组合图像检索(CIR)是一个根据给定文本修改查询图像的任务。目前的方法依赖于有标签的三元组来训练CIR模型,这些三元组并不像简单的图像-文本对那么常见,从而限制了CIR的广泛应用和其可扩展性。另一方面,零散式CIR可以通过图像描述性对无监督训练进行相对容易的实现,但不考虑图像之间的关系,这种方法往往导致较低的准确性。我们提出了一种新的半监督CIR方法,其中我们在辅助数据中寻找参考图像及其相关目标图像,并使用基于大型语言模型(VDG)生成描述两个视觉差异(即视觉差)的文本。VDG,拥有流畅的语义知识,且对模型无依赖,可以生成伪三元组来提高CIR模型的性能。我们的方法显著提高了现有监督学习方法,并在CIR基准测试中实现了最先进的性能。

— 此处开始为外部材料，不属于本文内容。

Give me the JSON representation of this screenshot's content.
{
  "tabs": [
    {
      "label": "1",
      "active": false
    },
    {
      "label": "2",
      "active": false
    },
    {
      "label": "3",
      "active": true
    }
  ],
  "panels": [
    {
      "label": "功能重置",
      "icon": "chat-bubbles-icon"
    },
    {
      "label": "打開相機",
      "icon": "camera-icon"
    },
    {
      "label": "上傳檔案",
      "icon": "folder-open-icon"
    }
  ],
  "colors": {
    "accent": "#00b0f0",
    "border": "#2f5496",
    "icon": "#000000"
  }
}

https://arxiv.org/abs/2404.15516
Geospatial Copilots unlock unprecedented potential for performing Earth Observation (EO) applications through natural language instructions. However, existing agents rely on overly simplified single tasks and template-based prompts, creating a disconnect with real-world scenarios. In this work, we present GeoLLM-Engine, an environment for tool-augmented agents with intricate tasks routinely executed by analysts on remote sensing platforms. We enrich our environment with geospatial API tools, dynamic maps/UIs, and external multimodal knowledge bases to properly gauge an agent's proficiency in interpreting realistic high-level natural language commands and its functional correctness in task completions. By alleviating overheads typically associated with human-in-the-loop benchmark curation, we harness our massively parallel engine across 100 GPT-4-Turbo nodes, scaling to over half a million diverse multi-tool tasks and across 1.1 million satellite images. By moving beyond traditional single-task image-caption paradigms, we investigate state-of-the-art agents and prompting techniques against long-horizon prompts.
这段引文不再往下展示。